Sunday, May 15, 2011

A Walk in my Loveless Shoes


You don't love me anymore. You'll be quick to deny it, but it's true, you don't.

I don't know what I did, or didn't do, to cause it. I didn't 'mash your corns' as they say, nor did I cause them. (At least, not that I am aware of). I don't know how it happened or when, but I'll never forget moment I realised it. When I first realised the emptiness inside me would not be filled by you again. 

It didn't happen suddenly. I didn't feel that you loved me one minute and just didn't the next.  It was a gradual awakening to the realisation. Like the gradual darkening of sky as the sun sets behind horizon and the night settles over land. Actually, now I often ponder how long it took me to notice. How long did I look at the beautiful colours of setting sun and fail to notice the impending fall of darkness.

I first realised things had changed when you didn’t have time for anymore. Before I was the centre of your world, we were together all the time. But then you were always too busy, there was so much to do and there was so little time left over for us to be together. Later you promised. Always later.

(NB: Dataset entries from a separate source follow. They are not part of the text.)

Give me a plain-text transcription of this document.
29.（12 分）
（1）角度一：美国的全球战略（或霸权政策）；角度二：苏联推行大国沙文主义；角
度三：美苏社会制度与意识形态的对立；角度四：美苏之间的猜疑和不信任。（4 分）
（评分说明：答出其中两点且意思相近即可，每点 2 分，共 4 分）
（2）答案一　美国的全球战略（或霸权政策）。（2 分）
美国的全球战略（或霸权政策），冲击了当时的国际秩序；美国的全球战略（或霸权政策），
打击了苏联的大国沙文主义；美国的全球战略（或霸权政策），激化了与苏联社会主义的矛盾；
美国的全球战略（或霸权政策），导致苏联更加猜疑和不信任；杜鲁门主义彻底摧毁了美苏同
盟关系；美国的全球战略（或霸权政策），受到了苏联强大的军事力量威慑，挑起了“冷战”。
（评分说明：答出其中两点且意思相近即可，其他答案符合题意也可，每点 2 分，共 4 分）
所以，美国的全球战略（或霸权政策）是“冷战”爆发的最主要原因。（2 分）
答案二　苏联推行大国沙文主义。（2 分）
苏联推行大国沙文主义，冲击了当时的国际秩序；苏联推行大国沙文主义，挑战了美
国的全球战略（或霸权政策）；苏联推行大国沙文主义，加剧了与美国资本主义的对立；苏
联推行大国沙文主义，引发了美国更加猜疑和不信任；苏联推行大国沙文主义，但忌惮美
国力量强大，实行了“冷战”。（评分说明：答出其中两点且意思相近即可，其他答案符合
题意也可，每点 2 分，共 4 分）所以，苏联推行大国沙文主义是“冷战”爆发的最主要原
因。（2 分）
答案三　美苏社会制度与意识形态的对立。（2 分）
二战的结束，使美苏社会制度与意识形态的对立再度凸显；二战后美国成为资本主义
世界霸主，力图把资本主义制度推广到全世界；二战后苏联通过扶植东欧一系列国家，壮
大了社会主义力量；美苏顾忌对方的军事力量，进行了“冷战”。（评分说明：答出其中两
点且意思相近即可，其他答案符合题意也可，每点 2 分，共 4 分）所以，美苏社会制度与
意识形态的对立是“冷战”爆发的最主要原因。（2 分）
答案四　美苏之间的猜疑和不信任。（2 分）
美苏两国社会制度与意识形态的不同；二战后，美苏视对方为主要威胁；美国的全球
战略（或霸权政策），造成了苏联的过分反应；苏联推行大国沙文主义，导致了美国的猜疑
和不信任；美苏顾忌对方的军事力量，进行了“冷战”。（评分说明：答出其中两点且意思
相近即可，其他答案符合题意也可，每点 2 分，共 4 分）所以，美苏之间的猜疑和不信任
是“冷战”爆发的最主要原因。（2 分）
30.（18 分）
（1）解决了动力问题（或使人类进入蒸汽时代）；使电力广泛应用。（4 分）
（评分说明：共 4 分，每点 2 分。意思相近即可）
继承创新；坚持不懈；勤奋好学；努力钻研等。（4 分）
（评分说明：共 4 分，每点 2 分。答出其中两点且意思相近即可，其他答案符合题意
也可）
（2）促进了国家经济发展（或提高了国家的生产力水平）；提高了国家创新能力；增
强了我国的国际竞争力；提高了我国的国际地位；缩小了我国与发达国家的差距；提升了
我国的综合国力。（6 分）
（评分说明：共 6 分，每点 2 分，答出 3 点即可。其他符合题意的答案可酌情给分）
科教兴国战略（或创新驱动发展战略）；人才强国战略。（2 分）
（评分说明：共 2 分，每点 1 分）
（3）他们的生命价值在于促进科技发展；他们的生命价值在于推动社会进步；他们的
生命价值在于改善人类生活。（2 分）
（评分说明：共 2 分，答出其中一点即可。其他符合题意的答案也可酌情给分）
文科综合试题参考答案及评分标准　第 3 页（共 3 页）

Only later never came.

I made excuses on your behalf, (at first) but that would soon pass. Sometime later, I’d come to see the truth. But the moment I knew for sure your love had faded, much like the setting sun, was the last time I saw you. There was something so final in your step as you walked away. Then I saw the colourful sky was merely illusion, a reflection of nothing but dimming light. We had walked together but somehow I knew you were now going to walk a different path, a path without me.

I cling to memories of a better time. And glorious times we had. I even believe that for awhile we were happy. The loss of your love pains me. There’s emptiness in my inner sole where you once were. But I wish you well, wherever you go, may all your steps be filled with love, a love which is unlike mine, is always returned.